The debate followed the decision of the European Commission on 15 January to launch a rule-of-law probe into Poland’s compliance with the EU’s democracy standards and heated debates in the European Parliament.
The panelists did not question that PiS had legitimately won a majority in the October 2015 parliament elections, and that many Polish voters agreed with the party’s line that Poland needs fundamental reforms in the social, economic and political field. However, many speakers expressed concern that the party was over-reaching, trying to effect a complete ‘regime change’ away from democracy, although it won the elections within this democratic system. The panel expressed particular concern that PiS seemed to disrespect the rule of law, one of the fundamental values of the European Union.
Prof. Gesine Schwan, a political scientist and key figure in German-Polish relations for decades, noted that the gains of PiS should be seen as part of a wider malaise with democracy in Europe – a sense that voters in many countries had too little to say in the face of pressures of globalisation and strong EU member states, notably Germany.
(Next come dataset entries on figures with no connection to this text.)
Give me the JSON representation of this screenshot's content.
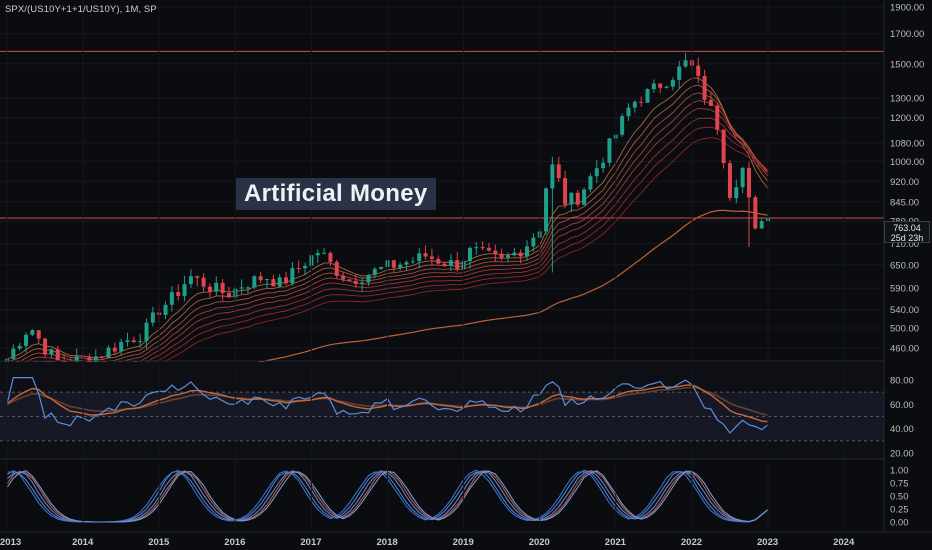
{
  "symbol_label": "SPX/(US10Y+1+1/US10Y), 1M, SP",
  "annotation": "Artificial Money",
  "last_price": {
    "value": "763.04",
    "countdown": "25d 23h"
  },
  "colors": {
    "background": "#0b0c10",
    "up": "#1f9e89",
    "down": "#e0444e",
    "ribbon_top": "#c8754a",
    "ribbon_bottom": "#b4262f",
    "rsi": "#5b8fd6",
    "rsi_ma": "#c46a3a",
    "stoch_k": "#4d7fd1",
    "stoch_d": "#c4583f",
    "hline": "#d44a4a"
  },
  "chart_data": [
    {
      "type": "candlestick",
      "title": "",
      "scale": "log",
      "ylim": [
        430,
        1900
      ],
      "y_ticks": [
        460,
        500,
        540,
        590,
        650,
        710,
        780,
        845,
        920,
        1000,
        1080,
        1200,
        1300,
        1500,
        1700,
        1900
      ],
      "y_tick_labels": [
        "460.00",
        "500.00",
        "540.00",
        "590.00",
        "650.00",
        "710.00",
        "780.00",
        "845.00",
        "920.00",
        "1000.00",
        "1080.00",
        "1200.00",
        "1300.00",
        "1500.00",
        "1700.00",
        "1900.00"
      ],
      "x_ticks": [
        "2013",
        "2014",
        "2015",
        "2016",
        "2017",
        "2018",
        "2019",
        "2020",
        "2021",
        "2022",
        "2023",
        "2024"
      ],
      "horizontal_lines": [
        1580,
        790
      ],
      "anchors": [
        [
          2013.0,
          440
        ],
        [
          2013.3,
          505
        ],
        [
          2013.5,
          460
        ],
        [
          2013.7,
          430
        ],
        [
          2014.0,
          440
        ],
        [
          2014.2,
          445
        ],
        [
          2014.5,
          470
        ],
        [
          2014.8,
          490
        ],
        [
          2015.0,
          540
        ],
        [
          2015.2,
          570
        ],
        [
          2015.4,
          620
        ],
        [
          2015.7,
          590
        ],
        [
          2015.9,
          575
        ],
        [
          2016.1,
          600
        ],
        [
          2016.4,
          620
        ],
        [
          2016.6,
          600
        ],
        [
          2016.9,
          655
        ],
        [
          2017.1,
          690
        ],
        [
          2017.3,
          640
        ],
        [
          2017.5,
          610
        ],
        [
          2017.8,
          630
        ],
        [
          2018.0,
          645
        ],
        [
          2018.3,
          660
        ],
        [
          2018.5,
          675
        ],
        [
          2018.7,
          660
        ],
        [
          2018.9,
          650
        ],
        [
          2019.1,
          690
        ],
        [
          2019.3,
          675
        ],
        [
          2019.5,
          660
        ],
        [
          2019.8,
          700
        ],
        [
          2020.0,
          760
        ],
        [
          2020.1,
          930
        ],
        [
          2020.2,
          1000
        ],
        [
          2020.3,
          845
        ],
        [
          2020.5,
          860
        ],
        [
          2020.8,
          1000
        ],
        [
          2021.0,
          1120
        ],
        [
          2021.2,
          1270
        ],
        [
          2021.5,
          1350
        ],
        [
          2021.8,
          1450
        ],
        [
          2021.95,
          1520
        ],
        [
          2022.05,
          1430
        ],
        [
          2022.2,
          1280
        ],
        [
          2022.35,
          1150
        ],
        [
          2022.5,
          880
        ],
        [
          2022.7,
          990
        ],
        [
          2022.8,
          720
        ],
        [
          2022.95,
          820
        ],
        [
          2023.0,
          790
        ]
      ]
    },
    {
      "type": "line",
      "title": "",
      "ylim": [
        15,
        88
      ],
      "y_ticks": [
        20,
        40,
        60,
        80
      ],
      "y_tick_labels": [
        "20.00",
        "40.00",
        "60.00",
        "80.00"
      ],
      "bands": [
        30,
        50,
        70
      ]
    },
    {
      "type": "line",
      "title": "",
      "ylim": [
        -0.05,
        1.05
      ],
      "y_ticks": [
        0,
        0.25,
        0.5,
        0.75,
        1.0
      ],
      "y_tick_labels": [
        "0.00",
        "0.25",
        "0.50",
        "0.75",
        "1.00"
      ],
      "x_ticks": [
        "2013",
        "2014",
        "2015",
        "2016",
        "2017",
        "2018",
        "2019",
        "2020",
        "2021",
        "2022",
        "2023",
        "2024"
      ]
    }
  ]
}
She however rejected PiS’ response to focus on nationalism and to concentrate power.
Prof. Tomasz Pietrzykowsky from the law chair at Katowice University noted that some of the recent reforms raised serious concerns, in particular in relation to the Constitutional Tribunal and the public prosecutors. He nevertheless judged that overall there were still strong checks and balances in the Polish system, in particular an independent judiciary, private media and local self-government.
Dr. Kai-Olaf Lang, expert on Poland at the German Institute for International and Security Affairs, stressed that PiS should be seen as a party of conviction that represents the beliefs of a considerable part of the Polish electorate. He described the party’s culture as ‘antagonistic majoritarianism’ and warned that Poland risked loosing the political center.
Constitutional expert Michael Meyer-Resende from Democracy Reporting International indicated that Europe should draw a clear line between legitimate implementation of political programmes on the one hand and unacceptable changing of the rules of the game of democratic competition. He welcomed the launching of the EU’s rule-of-law framework as the right signal. He argued that the government change in Poland showed that democracy works and underlined that it should remain that way.